The Urban Land Institute has quietly downsized its global headquarters into a smaller downtown D.C. office, while its Washington chapter has settled into a compact NoMa perch. ULI says the shakeup is designed to support a more spread-out programming calendar across the region, with activity at the new spaces expected to pick up in the fall.
Global HQ Slides One Block, Trims Space
ULI has traded its longtime home at 2001 L Street NW for a smaller office one block away at 2101 L Street NW. The institute now occupies roughly 26,000 square feet there, down from about 33,000 square feet at its previous address. The move wrapped up this month, and ULI says the new layout is meant to pull teams closer together while still maintaining a downtown presence, with programming slated to kick off in the fall, as reported by Bisnow.
Fresh Owners, Big Architecture Tenant At 2101 L
The building at 2101 L Street now belongs to a joint venture of BG Ventures and ELV Associates and has quickly become a leasing story in its own right.

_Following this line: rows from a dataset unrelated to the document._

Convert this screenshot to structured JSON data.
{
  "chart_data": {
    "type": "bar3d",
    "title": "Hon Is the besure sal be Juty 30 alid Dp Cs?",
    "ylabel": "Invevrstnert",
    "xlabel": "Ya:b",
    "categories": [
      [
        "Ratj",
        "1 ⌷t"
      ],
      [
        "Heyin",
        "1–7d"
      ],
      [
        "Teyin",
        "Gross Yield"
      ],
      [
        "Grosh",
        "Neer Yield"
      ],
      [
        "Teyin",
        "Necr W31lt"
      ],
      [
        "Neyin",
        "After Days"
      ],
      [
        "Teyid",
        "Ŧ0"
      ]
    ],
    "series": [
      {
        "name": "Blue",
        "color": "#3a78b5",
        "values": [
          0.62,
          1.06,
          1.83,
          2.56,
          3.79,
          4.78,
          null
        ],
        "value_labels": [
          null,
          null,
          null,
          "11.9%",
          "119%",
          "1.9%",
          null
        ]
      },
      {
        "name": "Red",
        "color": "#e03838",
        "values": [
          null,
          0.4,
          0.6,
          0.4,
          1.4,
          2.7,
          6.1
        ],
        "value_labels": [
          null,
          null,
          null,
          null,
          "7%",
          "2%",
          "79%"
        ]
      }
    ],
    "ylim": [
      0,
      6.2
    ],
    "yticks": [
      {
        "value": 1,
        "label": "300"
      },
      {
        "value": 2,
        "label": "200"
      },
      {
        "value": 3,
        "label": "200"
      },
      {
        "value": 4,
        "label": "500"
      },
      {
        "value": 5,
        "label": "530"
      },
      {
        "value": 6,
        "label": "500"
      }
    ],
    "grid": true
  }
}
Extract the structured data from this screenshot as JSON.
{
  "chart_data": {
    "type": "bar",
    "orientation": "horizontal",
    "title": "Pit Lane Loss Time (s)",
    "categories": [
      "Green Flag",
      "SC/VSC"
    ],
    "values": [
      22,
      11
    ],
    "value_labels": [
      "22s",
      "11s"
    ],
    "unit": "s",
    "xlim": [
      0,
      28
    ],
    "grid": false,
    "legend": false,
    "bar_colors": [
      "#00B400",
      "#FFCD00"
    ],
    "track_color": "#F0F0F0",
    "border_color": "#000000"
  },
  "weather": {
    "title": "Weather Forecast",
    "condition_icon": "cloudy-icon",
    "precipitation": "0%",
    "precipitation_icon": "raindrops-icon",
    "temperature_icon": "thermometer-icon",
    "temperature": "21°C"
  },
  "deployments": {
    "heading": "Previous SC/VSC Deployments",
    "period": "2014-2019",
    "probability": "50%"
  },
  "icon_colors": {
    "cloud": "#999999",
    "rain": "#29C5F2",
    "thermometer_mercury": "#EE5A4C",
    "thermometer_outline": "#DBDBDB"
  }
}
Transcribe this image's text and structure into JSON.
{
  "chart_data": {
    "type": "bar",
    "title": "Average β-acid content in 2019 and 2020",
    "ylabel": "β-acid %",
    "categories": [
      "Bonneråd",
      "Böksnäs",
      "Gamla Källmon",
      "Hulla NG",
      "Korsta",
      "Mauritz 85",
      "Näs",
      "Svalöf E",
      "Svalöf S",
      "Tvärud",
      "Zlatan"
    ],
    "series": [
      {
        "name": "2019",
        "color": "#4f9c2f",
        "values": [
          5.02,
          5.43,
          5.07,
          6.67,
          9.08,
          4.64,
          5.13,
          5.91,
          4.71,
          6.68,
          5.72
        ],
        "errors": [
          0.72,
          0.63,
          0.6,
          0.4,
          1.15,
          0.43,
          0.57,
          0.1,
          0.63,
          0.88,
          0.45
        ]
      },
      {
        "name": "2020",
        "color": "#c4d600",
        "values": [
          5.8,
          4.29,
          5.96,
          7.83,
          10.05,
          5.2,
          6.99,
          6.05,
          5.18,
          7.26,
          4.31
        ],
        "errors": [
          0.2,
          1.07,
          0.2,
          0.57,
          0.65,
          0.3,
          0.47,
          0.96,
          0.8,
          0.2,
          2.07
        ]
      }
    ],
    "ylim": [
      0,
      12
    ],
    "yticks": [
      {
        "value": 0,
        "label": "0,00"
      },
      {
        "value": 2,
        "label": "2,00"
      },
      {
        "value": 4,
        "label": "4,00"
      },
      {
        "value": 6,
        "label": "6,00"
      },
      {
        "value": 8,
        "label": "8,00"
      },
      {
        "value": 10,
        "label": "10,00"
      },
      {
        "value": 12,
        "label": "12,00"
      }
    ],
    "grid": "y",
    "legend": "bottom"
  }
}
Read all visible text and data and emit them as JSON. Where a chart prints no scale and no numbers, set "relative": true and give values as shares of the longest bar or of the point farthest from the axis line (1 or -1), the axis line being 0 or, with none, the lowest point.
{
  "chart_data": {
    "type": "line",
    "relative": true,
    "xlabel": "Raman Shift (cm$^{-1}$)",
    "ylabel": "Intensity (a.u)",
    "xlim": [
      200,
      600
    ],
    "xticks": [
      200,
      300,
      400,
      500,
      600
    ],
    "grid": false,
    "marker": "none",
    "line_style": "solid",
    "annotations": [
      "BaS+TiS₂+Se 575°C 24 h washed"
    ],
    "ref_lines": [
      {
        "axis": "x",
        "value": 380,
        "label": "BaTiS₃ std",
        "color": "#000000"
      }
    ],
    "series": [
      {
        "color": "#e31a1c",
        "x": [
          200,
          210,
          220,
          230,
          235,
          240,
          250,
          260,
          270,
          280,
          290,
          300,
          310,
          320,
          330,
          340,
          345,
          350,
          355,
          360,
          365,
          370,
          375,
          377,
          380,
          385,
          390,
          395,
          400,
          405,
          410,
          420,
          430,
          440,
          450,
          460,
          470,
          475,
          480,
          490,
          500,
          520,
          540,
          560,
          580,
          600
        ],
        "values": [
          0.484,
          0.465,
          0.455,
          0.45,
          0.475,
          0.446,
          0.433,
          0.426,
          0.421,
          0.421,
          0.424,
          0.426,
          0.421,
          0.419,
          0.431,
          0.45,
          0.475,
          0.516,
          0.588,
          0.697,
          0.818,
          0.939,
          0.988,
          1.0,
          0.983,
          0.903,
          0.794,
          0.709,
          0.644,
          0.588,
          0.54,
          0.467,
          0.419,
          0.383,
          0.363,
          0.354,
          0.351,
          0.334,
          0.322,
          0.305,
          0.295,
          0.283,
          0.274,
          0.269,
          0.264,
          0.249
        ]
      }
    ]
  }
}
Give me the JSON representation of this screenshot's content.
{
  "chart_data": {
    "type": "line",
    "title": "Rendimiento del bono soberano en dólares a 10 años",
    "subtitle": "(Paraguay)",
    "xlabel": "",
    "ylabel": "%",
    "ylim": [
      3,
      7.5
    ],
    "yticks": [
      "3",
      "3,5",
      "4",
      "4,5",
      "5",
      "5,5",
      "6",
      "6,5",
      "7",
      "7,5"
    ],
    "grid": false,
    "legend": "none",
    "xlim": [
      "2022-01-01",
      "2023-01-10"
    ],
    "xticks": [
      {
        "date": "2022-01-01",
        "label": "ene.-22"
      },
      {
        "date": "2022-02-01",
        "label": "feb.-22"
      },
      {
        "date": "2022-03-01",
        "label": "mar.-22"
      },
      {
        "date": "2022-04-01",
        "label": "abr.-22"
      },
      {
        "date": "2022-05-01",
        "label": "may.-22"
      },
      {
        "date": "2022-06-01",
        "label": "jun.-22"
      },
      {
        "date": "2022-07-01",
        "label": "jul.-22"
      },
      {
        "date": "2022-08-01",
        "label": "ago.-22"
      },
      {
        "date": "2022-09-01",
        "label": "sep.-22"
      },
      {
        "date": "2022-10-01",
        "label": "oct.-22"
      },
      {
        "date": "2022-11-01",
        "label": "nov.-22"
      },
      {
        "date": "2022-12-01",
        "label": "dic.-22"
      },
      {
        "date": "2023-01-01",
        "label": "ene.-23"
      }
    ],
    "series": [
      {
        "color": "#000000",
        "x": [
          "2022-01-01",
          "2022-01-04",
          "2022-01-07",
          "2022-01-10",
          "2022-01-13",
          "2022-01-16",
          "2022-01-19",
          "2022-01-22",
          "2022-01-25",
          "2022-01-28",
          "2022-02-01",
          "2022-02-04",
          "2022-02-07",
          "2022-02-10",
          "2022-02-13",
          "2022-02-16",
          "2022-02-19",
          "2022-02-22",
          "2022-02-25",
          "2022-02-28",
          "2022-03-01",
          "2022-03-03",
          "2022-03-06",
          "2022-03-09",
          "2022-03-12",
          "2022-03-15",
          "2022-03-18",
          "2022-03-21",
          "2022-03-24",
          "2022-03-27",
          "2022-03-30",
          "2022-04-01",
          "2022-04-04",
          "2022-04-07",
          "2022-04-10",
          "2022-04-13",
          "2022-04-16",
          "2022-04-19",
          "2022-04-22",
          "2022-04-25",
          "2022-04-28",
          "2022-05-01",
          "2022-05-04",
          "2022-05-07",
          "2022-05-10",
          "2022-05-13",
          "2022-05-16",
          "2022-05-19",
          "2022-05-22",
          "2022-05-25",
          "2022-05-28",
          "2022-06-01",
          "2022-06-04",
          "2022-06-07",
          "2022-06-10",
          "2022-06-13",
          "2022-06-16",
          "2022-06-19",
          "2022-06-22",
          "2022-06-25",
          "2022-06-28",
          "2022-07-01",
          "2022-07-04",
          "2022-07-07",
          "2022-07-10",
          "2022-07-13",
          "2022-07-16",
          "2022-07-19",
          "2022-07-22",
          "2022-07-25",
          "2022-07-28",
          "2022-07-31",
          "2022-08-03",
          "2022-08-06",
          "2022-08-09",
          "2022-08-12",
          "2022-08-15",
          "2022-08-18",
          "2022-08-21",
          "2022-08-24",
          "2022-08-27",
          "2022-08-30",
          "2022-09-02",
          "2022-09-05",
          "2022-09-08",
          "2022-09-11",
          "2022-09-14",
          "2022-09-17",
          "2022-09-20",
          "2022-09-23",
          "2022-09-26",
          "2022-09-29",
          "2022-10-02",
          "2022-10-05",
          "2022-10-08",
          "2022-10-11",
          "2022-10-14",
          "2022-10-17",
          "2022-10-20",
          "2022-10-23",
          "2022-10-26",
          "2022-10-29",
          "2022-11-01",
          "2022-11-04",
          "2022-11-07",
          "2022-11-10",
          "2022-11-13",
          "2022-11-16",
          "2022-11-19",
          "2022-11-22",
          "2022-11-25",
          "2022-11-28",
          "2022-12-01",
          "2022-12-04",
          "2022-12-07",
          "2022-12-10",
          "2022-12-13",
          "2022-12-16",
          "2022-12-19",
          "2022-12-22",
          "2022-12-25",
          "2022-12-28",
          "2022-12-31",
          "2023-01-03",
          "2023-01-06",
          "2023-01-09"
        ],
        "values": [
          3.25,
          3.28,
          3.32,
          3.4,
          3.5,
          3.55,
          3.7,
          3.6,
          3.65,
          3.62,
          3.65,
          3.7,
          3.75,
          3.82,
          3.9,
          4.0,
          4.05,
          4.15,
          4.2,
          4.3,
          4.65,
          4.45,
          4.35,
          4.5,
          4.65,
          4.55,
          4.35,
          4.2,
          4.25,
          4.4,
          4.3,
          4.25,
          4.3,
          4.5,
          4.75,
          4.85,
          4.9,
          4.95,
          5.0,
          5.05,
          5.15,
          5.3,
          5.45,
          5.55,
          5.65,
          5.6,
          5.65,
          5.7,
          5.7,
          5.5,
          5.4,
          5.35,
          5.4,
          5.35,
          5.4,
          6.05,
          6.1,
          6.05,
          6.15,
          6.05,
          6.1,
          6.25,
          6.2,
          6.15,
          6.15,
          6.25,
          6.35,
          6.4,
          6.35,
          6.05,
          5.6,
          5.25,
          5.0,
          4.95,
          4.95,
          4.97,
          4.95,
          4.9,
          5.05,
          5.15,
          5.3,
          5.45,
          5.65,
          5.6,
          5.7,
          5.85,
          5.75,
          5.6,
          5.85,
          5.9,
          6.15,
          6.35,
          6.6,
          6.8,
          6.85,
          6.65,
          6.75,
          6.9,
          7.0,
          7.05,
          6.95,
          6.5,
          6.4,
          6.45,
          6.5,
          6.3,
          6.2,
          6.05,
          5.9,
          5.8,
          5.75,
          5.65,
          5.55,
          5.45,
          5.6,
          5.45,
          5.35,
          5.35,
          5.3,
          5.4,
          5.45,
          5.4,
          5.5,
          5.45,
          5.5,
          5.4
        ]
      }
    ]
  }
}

Within weeks of acquiring the property, the new owners signed a roughly 67,700-square-foot lease with architecture firm Page Southerland Page. The deal highlights continued demand for amenitized Class A offices downtown, per CBRE.
ULI Washington Tucks Into 800 Square Feet In NoMa
On the local side, ULI Washington has taken an 800-square-foot sublease inside Hickok Cole's headquarters in NoMa, formalizing a relationship between the chapter and the architecture firm. "Our members are distributed across the entire National Capital Region, and our programming should reflect that," ULI Washington executive director William Herbig said. ULI Global CEO Angela Cain added that the new headquarters was designed to "bring teams together" and reinforce culture, comments shared with Bisnow. Details about Hickok Cole’s Press House headquarters are provided by Hickok Cole.
What The Shuffle Says About The Office Market
ULI's moves line up with a broader pattern in the office world: organizations are trimming their central footprints while spreading programming and outreach across a wider map, rather than anchoring every function in one big downtown space. CBRE's leasing update at 2101 L Street points to selective absorption in top-tier offices even as vacancy pressures linger, which helps explain why ULI and similar groups are being choosy about where they park their headquarters functions, per CBRE.